Could you check and finish from here?

PS the final result is $I(y)=(-1)^{n+1}\sqrt\pi\, 2^{n-1}(2n-1)!!\,y\,(1-y^2)^{n-1}$

Answer 2

1. This source was used: Functions
2. Evaluate: $$I=\int_{\Bbb R}xe^{-x^2}H_{2n-1}(xy)dx= 2\int_0^∞xe^{-x^2}\biggl((2n-1)!\sum_{k=0}^{\lfloor{n-\frac 12}\rfloor}\frac{(-1)^k(2xy)^{2n-2k-1}}{k!(2n-2k-1)!}\biggr)dx$$
3. $$2\int_0^∞xe^{-x^2}\biggl((2n-1)!\sum_{k=0}^{\lfloor{n-\frac 12}\rfloor}\frac{(-1)^k(2y)^{2n-2k-1}}{k!(2n-2k-1)!}\biggr)dx= 2(2n-1)!\sum_{k=0}^{\lfloor{n-\frac 12}\rfloor}\frac{(-1)^k(2y)^{2n-2k-1}}{k!(2n-2k-1)!} \int_0^∞e^{-x^2}x ^{2n-2k-2}dx$$
4. Logically this integrand looks like the one of the gamma functions. If we expand the $x^{2n-2k-2}$ part, then:
5. $$\int_0^ ∞ e^{-x^2} {(x^2)}^{n-k-\frac 12}x dx=^{u=x^2}\int_0^ ∞ e^{-u} u^{n-k-\frac 12}du=Γ\biggl(n-k+\frac 12 \biggr)$$
6. Therefore our possible final answer is: $$I=2(2n-1)!\sum_{k=0}^{\lfloor{n-\frac 12}\rfloor}\frac{(-1)^k(2y)^{2n-2k-1}}{k!(2n-2k-1)!} Γ\biggl(n-k+\frac 12 \biggr),Re(k-n)<\frac 12 $$
7. Proof of integral:Proof

Much easier integral using same method and substitution of summation bounds:$$\int_0^ ∞ xH_n(x) e^{-x^2} dx=\frac{\sqrt π 2^{n-2}}{Γ\biggl(\frac{3-n}{2}\biggr)}$$

Try it out and you will see it is intriguing.

As always this answer may not be correct, so please leave me feedback!I am not sure if the integral can be split apart into 0 to infinity

Or you could always just use the definition of the integral to get a series right away with a limit.

Answer 3

The answer relies on the "Hermite multiplication theorem" (which can be found on the wiki) $$ H_n(xy) = \sum_{m=0}^{\left \lfloor \frac{n}{2} \right \rfloor}y^{n-2m}(y^2-1)^m {n \choose 2m}\frac{(2m)!}{m!}H_{n-2m}(x). $$

I will change your integral a bit $$ I_N = \int_{-\infty}^\infty xH_N(xy)\exp(-x^2)dx. $$ Expanding (using the Hermite multiplication theorem and the fact that $x=\frac{1}{2}H_1(x)$) $$ I_N=\sum_{m=0}^{\left \lfloor \frac{N}{2} \right \rfloor}y^{N-2m}(y^2-1)^m {N \choose 2m}\frac{(2m)!}{m!}\frac{1}{2}\int_{-\infty}^\infty H_1(x)H_{N-2m}(x)\exp(-x^2)dx. $$ Now we can use orthogonality $$ \int_{-\infty}^\infty H_a(x)H_b(x)\exp(-x^2)dx =2^a\sqrt{\pi}a!\delta_{a,b} $$ to enforce $N-2m=1$, or in other words $m=\frac{N-1}{2}$. Since $m$ is an integer, this implies $N$ must be odd (which is enforced by your notation $N=2n-1$).

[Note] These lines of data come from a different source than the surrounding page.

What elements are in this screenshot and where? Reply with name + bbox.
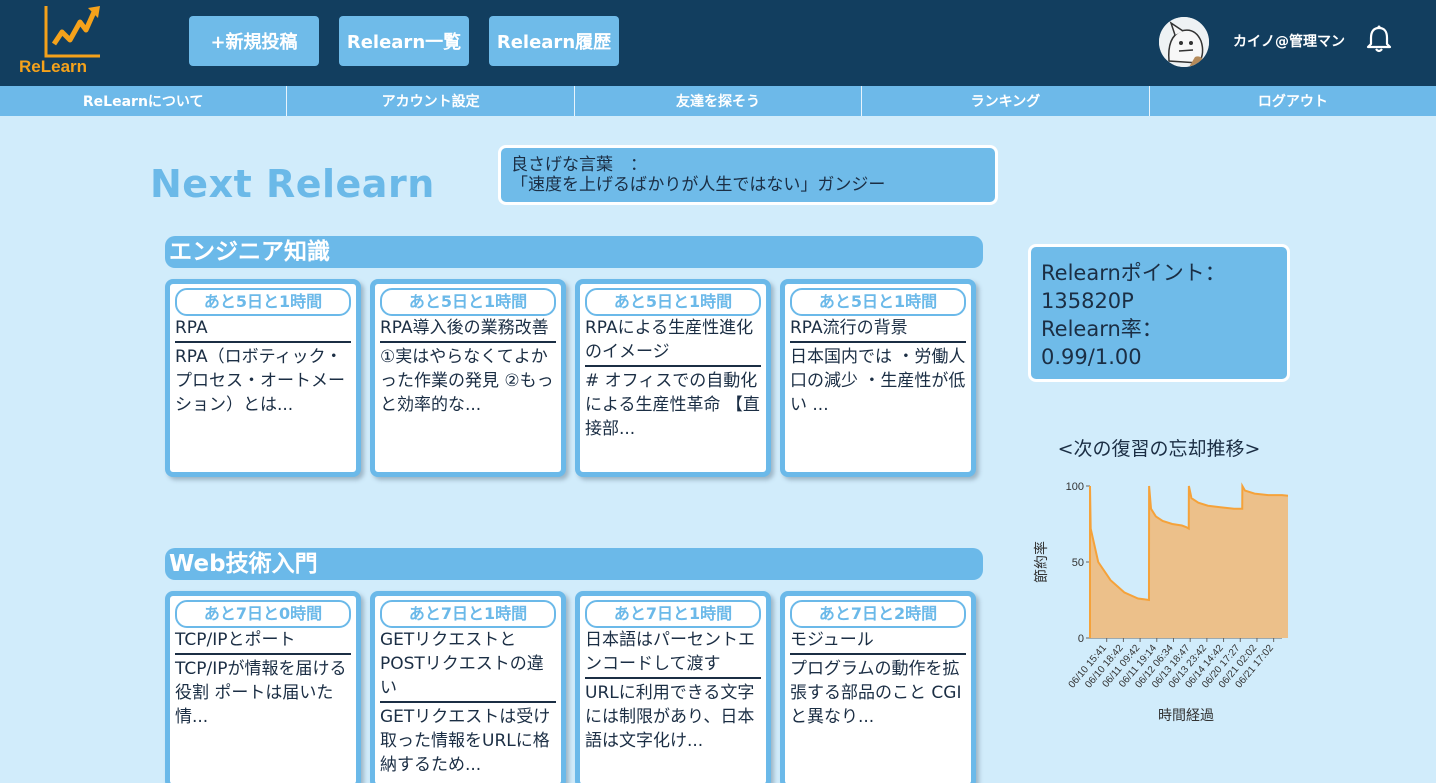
countdown-badge: あと5日と1時間 <box>380 288 556 316</box>
bell-icon[interactable] <box>1366 25 1392 53</box>
card-body: TCP/IPが情報を届ける役割 ポートは届いた情... <box>175 659 347 727</box>
relearn-card[interactable]: あと7日と1時間 GETリクエストとPOSTリクエストの違い GETリクエストは… <box>370 591 566 783</box>
page-title: Next Relearn <box>150 162 435 206</box>
user-name[interactable]: カイノ@管理マン <box>1233 31 1345 51</box>
relearn-card[interactable]: あと5日と1時間 RPAによる生産性進化のイメージ # オフィスでの自動化による… <box>575 279 771 477</box>
card-title: RPA <box>175 316 351 343</box>
card-body: RPA（ロボティック・プロセス・オートメーション）とは... <box>175 347 345 415</box>
relearn-card[interactable]: あと5日と1時間 RPA流行の背景 日本国内では ・労働人口の減少 ・生産性が低… <box>780 279 976 477</box>
countdown-badge: あと5日と1時間 <box>790 288 966 316</box>
relearn-card[interactable]: あと5日と1時間 RPA RPA（ロボティック・プロセス・オートメーション）とは… <box>165 279 361 477</box>
new-post-button[interactable]: +新規投稿 <box>189 16 319 66</box>
card-title: 日本語はパーセントエンコードして渡す <box>585 628 761 679</box>
quote-label: 良さげな言葉 ： <box>511 155 647 175</box>
y-tick-label: 50 <box>1072 557 1084 569</box>
card-body: 日本国内では ・労働人口の減少 ・生産性が低い ... <box>790 347 966 415</box>
forgetting-curve-chart: 05010006/10 15:4106/10 18:4206/11 09:420… <box>1033 481 1288 724</box>
card-body: ①実はやらなくてよかった作業の発見 ②もっと効率的な... <box>380 347 554 415</box>
y-tick-label: 0 <box>1078 633 1084 645</box>
card-title: RPAによる生産性進化のイメージ <box>585 316 761 367</box>
section-header-engineer: エンジニア知識 <box>165 236 983 268</box>
countdown-badge: あと7日と1時間 <box>585 600 761 628</box>
relearn-list-button[interactable]: Relearn一覧 <box>339 16 469 66</box>
relearn-card[interactable]: あと7日と2時間 モジュール プログラムの動作を拡張する部品のこと CGIと異な… <box>780 591 976 783</box>
card-title: RPA導入後の業務改善 <box>380 316 556 343</box>
card-title: TCP/IPとポート <box>175 628 351 655</box>
nav-logout[interactable]: ログアウト <box>1150 86 1436 116</box>
nav-account-settings[interactable]: アカウント設定 <box>287 86 575 116</box>
countdown-badge: あと5日と1時間 <box>585 288 761 316</box>
relearn-history-button[interactable]: Relearn履歴 <box>489 16 619 66</box>
countdown-badge: あと7日と2時間 <box>790 600 966 628</box>
rate-value: 0.99/1.00 <box>1041 345 1142 369</box>
y-tick-label: 100 <box>1066 481 1084 493</box>
y-axis-label: 節約率 <box>1033 541 1050 583</box>
card-title: モジュール <box>790 628 966 655</box>
quote-box: 良さげな言葉 ： 「速度を上げるばかりが人生ではない」ガンジー <box>498 145 998 205</box>
top-bar: ReLearn +新規投稿 Relearn一覧 Relearn履歴 カイノ@管理… <box>0 0 1436 86</box>
nav-ranking[interactable]: ランキング <box>862 86 1150 116</box>
countdown-badge: あと5日と1時間 <box>175 288 351 316</box>
relearn-card[interactable]: あと5日と1時間 RPA導入後の業務改善 ①実はやらなくてよかった作業の発見 ②… <box>370 279 566 477</box>
countdown-badge: あと7日と0時間 <box>175 600 351 628</box>
user-avatar[interactable] <box>1159 17 1209 67</box>
sub-navigation: ReLearnについて アカウント設定 友達を探そう ランキング ログアウト <box>0 86 1436 116</box>
relearn-logo[interactable]: ReLearn <box>18 4 104 76</box>
nav-about[interactable]: ReLearnについて <box>0 86 288 116</box>
card-body: プログラムの動作を拡張する部品のこと CGIと異なり... <box>790 659 962 727</box>
nav-find-friends[interactable]: 友達を探そう <box>575 86 863 116</box>
section-header-web: Web技術入門 <box>165 548 983 580</box>
points-label: Relearnポイント： <box>1041 261 1226 285</box>
card-body: # オフィスでの自動化による生産性革命 【直接部... <box>585 371 760 439</box>
card-title: GETリクエストとPOSTリクエストの違い <box>380 628 556 703</box>
quote-text: 「速度を上げるばかりが人生ではない」ガンジー <box>511 175 886 195</box>
relearn-card[interactable]: あと7日と1時間 日本語はパーセントエンコードして渡す URLに利用できる文字に… <box>575 591 771 783</box>
card-body: URLに利用できる文字には制限があり、日本語は文字化け... <box>585 683 755 751</box>
rate-label: Relearn率： <box>1041 317 1163 341</box>
chart-title: <次の復習の忘却推移> <box>1057 438 1261 460</box>
points-panel: Relearnポイント： 135820P Relearn率： 0.99/1.00 <box>1028 244 1290 382</box>
relearn-card[interactable]: あと7日と0時間 TCP/IPとポート TCP/IPが情報を届ける役割 ポートは… <box>165 591 361 783</box>
x-axis-label: 時間経過 <box>1158 708 1214 724</box>
countdown-badge: あと7日と1時間 <box>380 600 556 628</box>
logo-text: ReLearn <box>19 57 87 76</box>
card-body: GETリクエストは受け取った情報をURLに格納するため... <box>380 707 551 775</box>
card-title: RPA流行の背景 <box>790 316 966 343</box>
points-value: 135820P <box>1041 289 1134 313</box>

Thus, $$ I_N=\begin{cases} 0 & N \textrm{ even} \\ \sqrt{\pi}\frac{N!}{\left(\frac{N-1}{2}\right)!}y(y^2-1)^{\frac{N-1}{2}} & N \textrm{ odd} \end{cases}. $$ Therefore, your integral is $$ \int_{-\infty}^\infty xH_{2n-1}(xy)\exp(-x^2)dx = \sqrt{\pi}\frac{(2n-1)!}{\left(n-1\right)!}y(y^2-1)^{n-1}. $$ You could expand this with the binomial theorem for a series in $y$ but I think this form is the most elegant.

This agrees with @svyatoslav's answer above. To see this, note $(-1)^{n+1}=(-1)^{n-1}$ and therefore the negative sign can be taken into the $(1-y^2)^{n-1}$ term and for odd numbers, the double factorial is precisely equal to $$ (2n-1)!! = \frac{(2n-1)!}{2^{n-1}(n-1)!} $$ see, for example, the wiki.